Russia under prime minister Vladimir Putin is a sham democracy, Mikhail Gorbachev has said in his harshest criticism yet of the ruling regime.

“We have everything – a parliament, courts, a president, a prime minister and so on. But it’s more of an imitation,” the last president of the Soviet Union said.

Speaking at a press conference ahead of his 80th birthday, Gorbachev criticised Putin for manipulating elections.

In response to the prime minister and former president’s comments that he and his protégé, President Dmitry Medvedev, would decide between them who would run for office in March 2012, Gorbachev said: “It’s not Putin’s business. It must be decided by the nation in elections.”

He called Putin’s statements a sign of “incredible conceit”.

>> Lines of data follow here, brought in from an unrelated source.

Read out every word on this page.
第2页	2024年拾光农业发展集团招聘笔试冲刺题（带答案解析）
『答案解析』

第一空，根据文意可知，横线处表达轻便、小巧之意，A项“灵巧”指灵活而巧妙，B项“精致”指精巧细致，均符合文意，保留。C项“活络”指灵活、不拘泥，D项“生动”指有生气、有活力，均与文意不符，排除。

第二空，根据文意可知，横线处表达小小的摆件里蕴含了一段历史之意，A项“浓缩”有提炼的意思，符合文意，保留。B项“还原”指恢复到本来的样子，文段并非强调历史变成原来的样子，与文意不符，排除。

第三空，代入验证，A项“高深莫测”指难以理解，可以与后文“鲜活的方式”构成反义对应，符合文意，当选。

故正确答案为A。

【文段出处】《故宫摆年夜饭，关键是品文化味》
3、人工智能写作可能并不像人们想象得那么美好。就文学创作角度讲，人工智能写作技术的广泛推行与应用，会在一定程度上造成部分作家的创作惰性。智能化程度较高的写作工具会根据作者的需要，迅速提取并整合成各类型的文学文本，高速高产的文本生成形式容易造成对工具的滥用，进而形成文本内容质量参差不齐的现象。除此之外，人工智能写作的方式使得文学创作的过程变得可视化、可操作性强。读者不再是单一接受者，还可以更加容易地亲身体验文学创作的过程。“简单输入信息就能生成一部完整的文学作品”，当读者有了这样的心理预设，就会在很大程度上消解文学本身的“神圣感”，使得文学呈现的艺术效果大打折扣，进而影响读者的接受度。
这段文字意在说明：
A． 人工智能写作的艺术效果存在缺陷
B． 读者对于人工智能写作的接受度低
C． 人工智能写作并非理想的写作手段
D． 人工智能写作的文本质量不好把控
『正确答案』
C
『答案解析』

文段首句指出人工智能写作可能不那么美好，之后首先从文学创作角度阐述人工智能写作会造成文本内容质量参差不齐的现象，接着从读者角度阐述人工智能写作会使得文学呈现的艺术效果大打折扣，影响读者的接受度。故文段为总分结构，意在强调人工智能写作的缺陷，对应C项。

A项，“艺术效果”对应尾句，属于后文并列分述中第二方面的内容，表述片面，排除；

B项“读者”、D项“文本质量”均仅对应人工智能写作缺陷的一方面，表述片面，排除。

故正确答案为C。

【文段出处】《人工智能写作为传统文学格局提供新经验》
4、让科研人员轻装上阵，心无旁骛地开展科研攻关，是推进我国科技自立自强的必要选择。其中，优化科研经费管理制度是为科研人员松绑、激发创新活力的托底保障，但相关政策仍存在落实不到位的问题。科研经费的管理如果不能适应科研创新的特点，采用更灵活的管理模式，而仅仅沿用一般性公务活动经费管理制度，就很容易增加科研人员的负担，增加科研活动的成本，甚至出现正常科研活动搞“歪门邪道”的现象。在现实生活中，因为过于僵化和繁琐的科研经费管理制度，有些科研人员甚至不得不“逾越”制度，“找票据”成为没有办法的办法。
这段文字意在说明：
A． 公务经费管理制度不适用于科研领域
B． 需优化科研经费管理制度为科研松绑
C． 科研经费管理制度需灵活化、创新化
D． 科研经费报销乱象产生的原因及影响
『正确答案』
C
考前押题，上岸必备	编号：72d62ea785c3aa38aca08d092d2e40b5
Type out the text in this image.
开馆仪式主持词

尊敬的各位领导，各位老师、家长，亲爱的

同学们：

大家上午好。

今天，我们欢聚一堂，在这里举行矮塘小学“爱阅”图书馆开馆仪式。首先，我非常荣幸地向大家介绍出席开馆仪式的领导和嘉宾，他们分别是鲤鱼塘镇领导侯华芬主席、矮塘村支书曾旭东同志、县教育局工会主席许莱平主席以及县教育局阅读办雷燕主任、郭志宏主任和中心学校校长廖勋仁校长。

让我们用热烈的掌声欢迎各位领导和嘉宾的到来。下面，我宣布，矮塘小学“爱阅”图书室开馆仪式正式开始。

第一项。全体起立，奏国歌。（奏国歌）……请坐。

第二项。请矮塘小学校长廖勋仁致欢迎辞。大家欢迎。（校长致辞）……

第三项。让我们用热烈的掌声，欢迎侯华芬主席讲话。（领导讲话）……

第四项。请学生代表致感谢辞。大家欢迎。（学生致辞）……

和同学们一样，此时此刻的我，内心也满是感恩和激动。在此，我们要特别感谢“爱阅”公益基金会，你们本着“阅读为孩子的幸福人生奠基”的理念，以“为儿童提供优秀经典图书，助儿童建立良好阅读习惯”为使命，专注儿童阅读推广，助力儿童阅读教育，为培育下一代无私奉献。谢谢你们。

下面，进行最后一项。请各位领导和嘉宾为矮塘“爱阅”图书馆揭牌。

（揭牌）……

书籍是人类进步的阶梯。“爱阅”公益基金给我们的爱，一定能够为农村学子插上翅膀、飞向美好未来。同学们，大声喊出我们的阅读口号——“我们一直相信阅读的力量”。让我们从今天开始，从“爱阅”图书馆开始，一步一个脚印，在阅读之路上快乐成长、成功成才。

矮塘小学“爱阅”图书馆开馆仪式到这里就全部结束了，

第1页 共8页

Asked how he thought the regime approached human rights, Gorbachev said: “There’s a problem there. It’s a sign of the state of our democracy.” He was echoing statements made by Navi Pillay, the UN high commissioner for human rights, during a visit to Russia last week.

Gorbachev said United Russia, the ruling party founded with the sole goal of supporting Putin’s leadership, was a throwback.

“United Russia reminds me of the worst copy of the Communist party,” he said. “We have institutions but they don’t work. We have laws but they must be enforced.”

The aging Gorbachev won’t be the figure to lead the political opposition to Putin. But his authority can provide a beacon of hope where there was none before. Bravo, comrade.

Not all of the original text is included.